I know that modesty should stop me from mentioning this, and I know it’s really self-indulgent, but hell, I can’t help it. I need to share this happiness. I have a fan. An actual fan. In other words, someone who reads these articles all the way through. He’s called Ron and he keeps writing about me. At first, when you read Ron’s latest commentary on my scribbling, it looks a bit like a stream of abuse that ends with a drawing of a grotesquely large frog standing on its hind legs sucking a man off. This, the caption explains, is a metaphor for my English. You might think you’re a bad writer, but has your command of the written word ever been compared to amphibian fellatio? No, I don’t think it has.
But then Ron offers a real insight. For years I’ve been struggling to name the thing that’s been missing in these commentaries. I used to lie awake at night, my tormented sweat-soaked sheets twisting up around me, trying to grasp that fleeting, unknowable thing that would make my work whole, and then along comes good old Ron and sums it up in one effortless line: “Werner lacks this thing called ‘Teutonic vision.’” That’s it. I just don’t “see” like the Teutons – the Germanic tribe that harried the Roman Republic in the first and second centuries BCE, and whose vision has been passed down genetically to all German people today. Ron suggests my lack of “this thing called Teutonic vision” is the reason why I never noticed that all the old Kaisers were paedophiles, (or something, didn’t really get that bit), but there must be so many other things that I’m blind to as well. What other depraved things do Germans do beyond this non-Teutonic fog before my eyes? My poor genetically-handicapped mind strains itself to imagine these despicable acts. I mean, what’s the use of reading German newspapers and talking to German people and being in Germany if you don’t have Teutonic vision?
And I wonder who does have Teutonic vision? The Christian Social Union have a bit presumably. You need some kind of tribal perspective to be able to tell all the Bulgarians apart, and indeed the Austrians and Hessians and Baden-Württembergers and Berliners, so you know who is allowed to vote for you and who isn’t.
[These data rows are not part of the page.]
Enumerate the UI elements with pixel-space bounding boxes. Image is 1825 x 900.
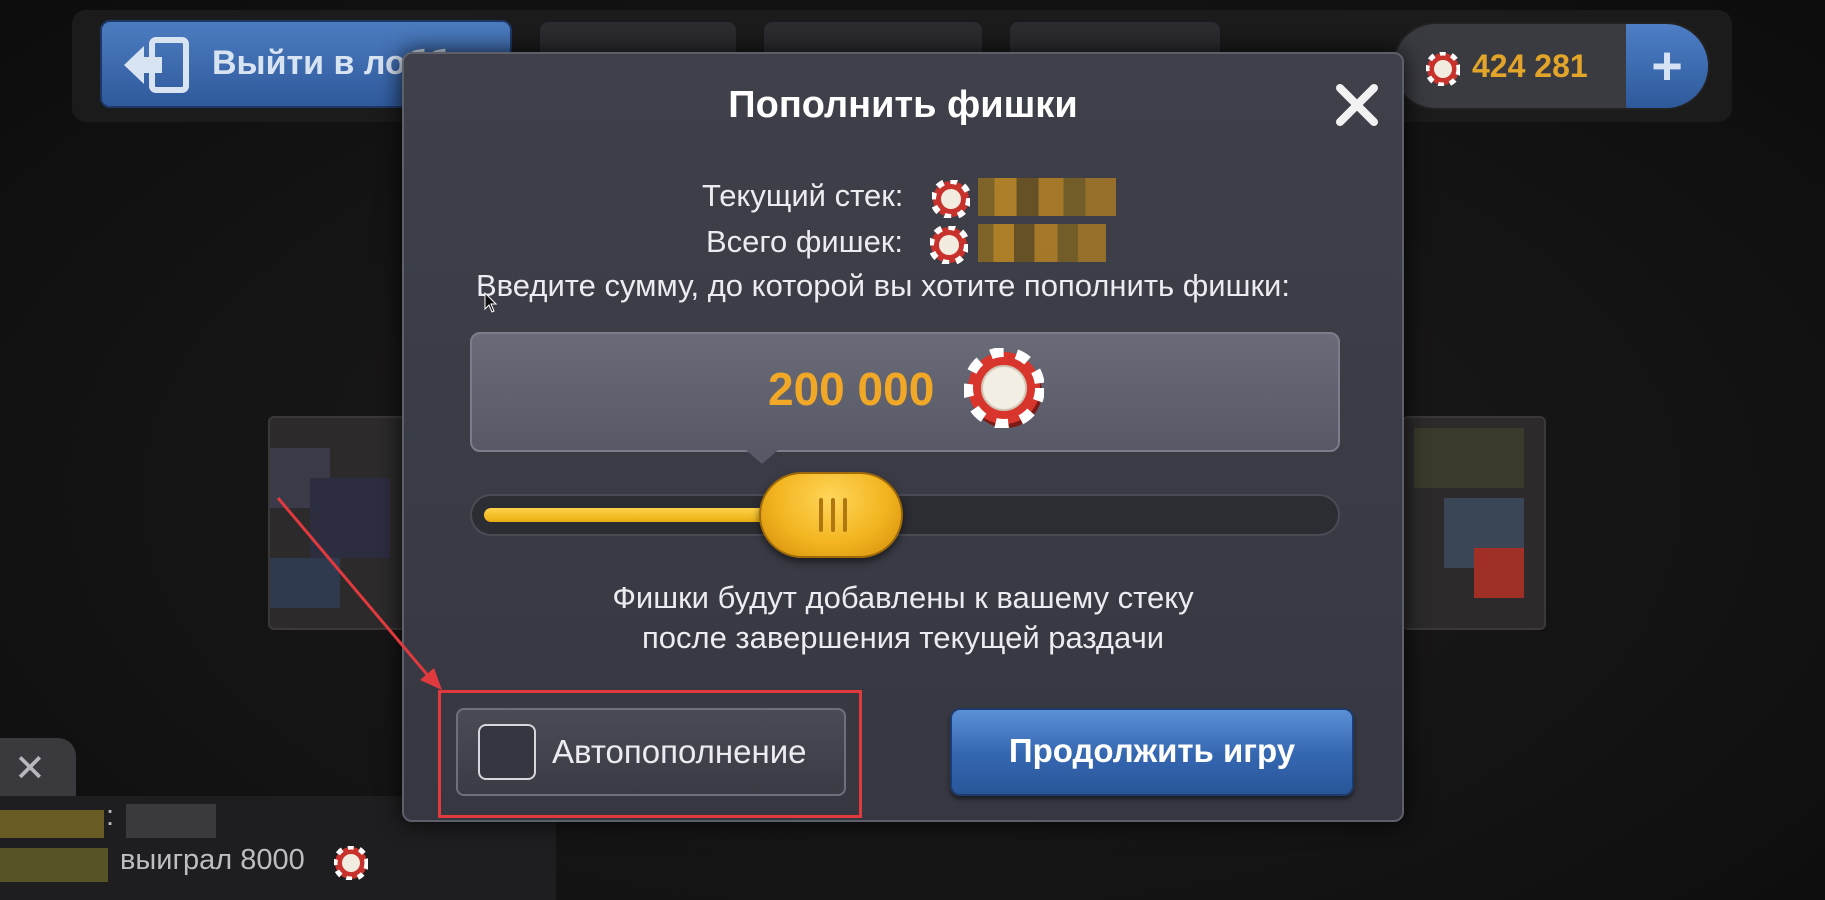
annotation-arrow <box>276 497 442 690</box>
cursor-icon <box>484 292 498 313</box>
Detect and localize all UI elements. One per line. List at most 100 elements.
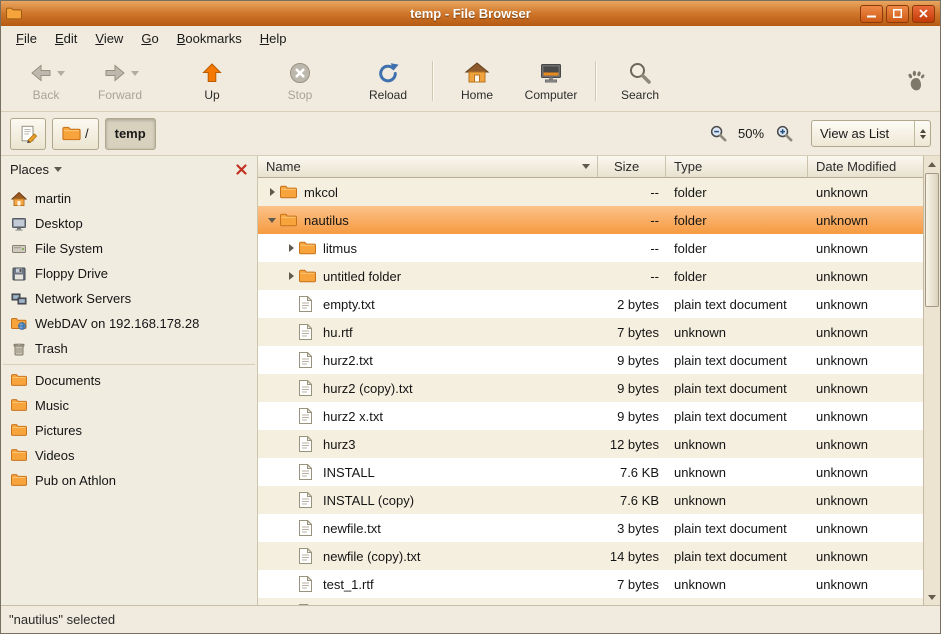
menu-file[interactable]: File xyxy=(7,28,46,49)
sidebar-item-desktop[interactable]: Desktop xyxy=(1,211,257,236)
close-button[interactable] xyxy=(912,5,935,23)
file-date-modified: unknown xyxy=(808,213,923,228)
table-row[interactable]: mkcol--folderunknown xyxy=(258,178,923,206)
expander-closed-icon[interactable] xyxy=(264,188,280,196)
table-row[interactable]: litmus--folderunknown xyxy=(258,234,923,262)
zoom-in-button[interactable] xyxy=(773,123,795,145)
reload-button[interactable]: Reload xyxy=(351,57,425,104)
table-row[interactable]: untitled folder--folderunknown xyxy=(258,262,923,290)
table-row[interactable]: nautilus--folderunknown xyxy=(258,206,923,234)
table-row[interactable]: test_1.rtf7 bytesunknownunknown xyxy=(258,570,923,598)
file-type: unknown xyxy=(666,325,808,340)
table-row[interactable]: empty.txt2 bytesplain text documentunkno… xyxy=(258,290,923,318)
scroll-up-button[interactable] xyxy=(924,156,940,172)
table-row[interactable]: newfile (copy).txt14 bytesplain text doc… xyxy=(258,542,923,570)
menu-bookmarks[interactable]: Bookmarks xyxy=(168,28,251,49)
sidebar-item-label: Trash xyxy=(35,341,68,356)
column-header-type[interactable]: Type xyxy=(666,156,808,178)
table-row[interactable]: newfile.txt3 bytesplain text documentunk… xyxy=(258,514,923,542)
scrollbar-thumb[interactable] xyxy=(925,173,939,307)
menu-view[interactable]: View xyxy=(86,28,132,49)
minimize-button[interactable] xyxy=(860,5,883,23)
up-icon xyxy=(199,60,225,86)
table-row[interactable]: hurz312 bytesunknownunknown xyxy=(258,430,923,458)
sidebar-item-floppy-drive[interactable]: Floppy Drive xyxy=(1,261,257,286)
expander-open-icon[interactable] xyxy=(264,218,280,223)
titlebar[interactable]: temp - File Browser xyxy=(1,1,940,26)
folder-icon xyxy=(299,240,317,256)
view-mode-select[interactable]: View as List xyxy=(811,120,931,147)
spinner-up-icon xyxy=(920,129,926,133)
sidebar-item-videos[interactable]: Videos xyxy=(1,443,257,468)
places-sidebar: Places martinDesktopFile System Floppy Dr… xyxy=(1,156,258,605)
table-row[interactable]: INSTALL7.6 KBunknownunknown xyxy=(258,458,923,486)
file-name: INSTALL xyxy=(323,465,375,480)
table-row[interactable]: hurz2.txt9 bytesplain text documentunkno… xyxy=(258,346,923,374)
folder-icon xyxy=(11,473,27,489)
network-icon xyxy=(11,291,27,307)
home-button[interactable]: Home xyxy=(440,57,514,104)
file-size: 9 bytes xyxy=(598,381,666,396)
edit-location-button[interactable] xyxy=(10,118,46,150)
expander-closed-icon[interactable] xyxy=(283,244,299,252)
sidebar-item-trash[interactable]: Trash xyxy=(1,336,257,361)
sidebar-item-webdav-on-192-168-178-28[interactable]: WebDAV on 192.168.178.28 xyxy=(1,311,257,336)
up-button[interactable]: Up xyxy=(175,57,249,104)
table-row[interactable]: INSTALL (copy)7.6 KBunknownunknown xyxy=(258,486,923,514)
computer-button[interactable]: Computer xyxy=(514,57,588,104)
sidebar-item-pub-on-athlon[interactable]: Pub on Athlon xyxy=(1,468,257,493)
sidebar-item-network-servers[interactable]: Network Servers xyxy=(1,286,257,311)
stop-button[interactable]: Stop xyxy=(263,57,337,104)
back-button[interactable]: Back xyxy=(9,57,83,104)
table-row[interactable]: untitled folder (2)1.7 KBunknownunknown xyxy=(258,598,923,605)
sidebar-item-label: Music xyxy=(35,398,69,413)
maximize-button[interactable] xyxy=(886,5,909,23)
forward-button[interactable]: Forward xyxy=(83,57,157,104)
statusbar: "nautilus" selected xyxy=(1,605,940,633)
scroll-down-button[interactable] xyxy=(924,589,940,605)
zoom-out-icon xyxy=(709,124,728,143)
menu-edit[interactable]: Edit xyxy=(46,28,86,49)
sidebar-item-label: Pictures xyxy=(35,423,82,438)
column-header-size[interactable]: Size xyxy=(598,156,666,178)
menu-go[interactable]: Go xyxy=(132,28,167,49)
sidebar-item-label: Pub on Athlon xyxy=(35,473,116,488)
file-list-pane: Name Size Type Date Modified mkcol--fold… xyxy=(258,156,923,605)
search-button[interactable]: Search xyxy=(603,57,677,104)
file-name: hurz2 (copy).txt xyxy=(323,381,413,396)
table-row[interactable]: hurz2 x.txt9 bytesplain text documentunk… xyxy=(258,402,923,430)
file-date-modified: unknown xyxy=(808,577,923,592)
drive-icon xyxy=(11,241,27,257)
vertical-scrollbar[interactable] xyxy=(923,156,940,605)
column-header-date[interactable]: Date Modified xyxy=(808,156,923,178)
back-dropdown-icon[interactable] xyxy=(57,71,65,76)
sidebar-item-file-system[interactable]: File System xyxy=(1,236,257,261)
forward-dropdown-icon[interactable] xyxy=(131,71,139,76)
file-size: 12 bytes xyxy=(598,437,666,452)
sidebar-item-pictures[interactable]: Pictures xyxy=(1,418,257,443)
close-icon xyxy=(236,164,247,175)
places-header[interactable]: Places xyxy=(1,156,257,183)
view-mode-spinner[interactable] xyxy=(914,121,930,146)
file-name: empty.txt xyxy=(323,297,375,312)
column-header-name[interactable]: Name xyxy=(258,156,598,178)
sidebar-item-music[interactable]: Music xyxy=(1,393,257,418)
sidebar-item-label: Floppy Drive xyxy=(35,266,108,281)
sidebar-item-documents[interactable]: Documents xyxy=(1,368,257,393)
zoom-out-button[interactable] xyxy=(707,123,729,145)
file-type: unknown xyxy=(666,493,808,508)
search-icon xyxy=(627,60,653,86)
expander-closed-icon[interactable] xyxy=(283,272,299,280)
sidebar-item-martin[interactable]: martin xyxy=(1,186,257,211)
file-date-modified: unknown xyxy=(808,241,923,256)
table-row[interactable]: hurz2 (copy).txt9 bytesplain text docume… xyxy=(258,374,923,402)
file-type: plain text document xyxy=(666,549,808,564)
menu-help[interactable]: Help xyxy=(251,28,296,49)
file-type: unknown xyxy=(666,465,808,480)
path-button-current[interactable]: temp xyxy=(105,118,156,150)
path-button-root[interactable]: / xyxy=(52,118,99,150)
table-row[interactable]: hu.rtf7 bytesunknownunknown xyxy=(258,318,923,346)
close-sidebar-button[interactable] xyxy=(233,161,250,178)
path-current-label: temp xyxy=(115,126,146,141)
scrollbar-track[interactable] xyxy=(924,172,940,589)
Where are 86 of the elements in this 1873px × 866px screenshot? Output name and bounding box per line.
The CSU has been doing its thing again this week: openly opposing its coalition partners the CDU and the SPD by deciding that actually no, it doesn’t agree with the pension plan that was in the coalition contract and which its leader signed just last month. Once again, with a municipal election coming up and the Alternative für Deutschland sharpening their looney minds, the CSU is consciously positioning itself slightly but distinctly to the right of Merkel. Last week I pointed out, in my sorry froggy-blowjob style, that it was a bit undemocratic that a regional party should wield national influence. But now I think of it, it’s hardly fair on the Bavarians either – effectively, no one in Bavaria can ever vote for Angela Merkel and the CDU, seeing as she never fields any candidates there. So when the municipal elections come up in March, not a single Municher or Augsburger or Nuremberger can say, “No, I’m just normal right-wing (Merkel), and not I’ve-got-Teutonic-vision-and-I-hate-Bulgarians right-wing (Seehofer).” That can’t be right, surely? There must be some Bavarians who like Merkel and would like someone from her party – someone mainly normal – running their local councils? But hey, what do I know? I’m just a sexually depraved frog.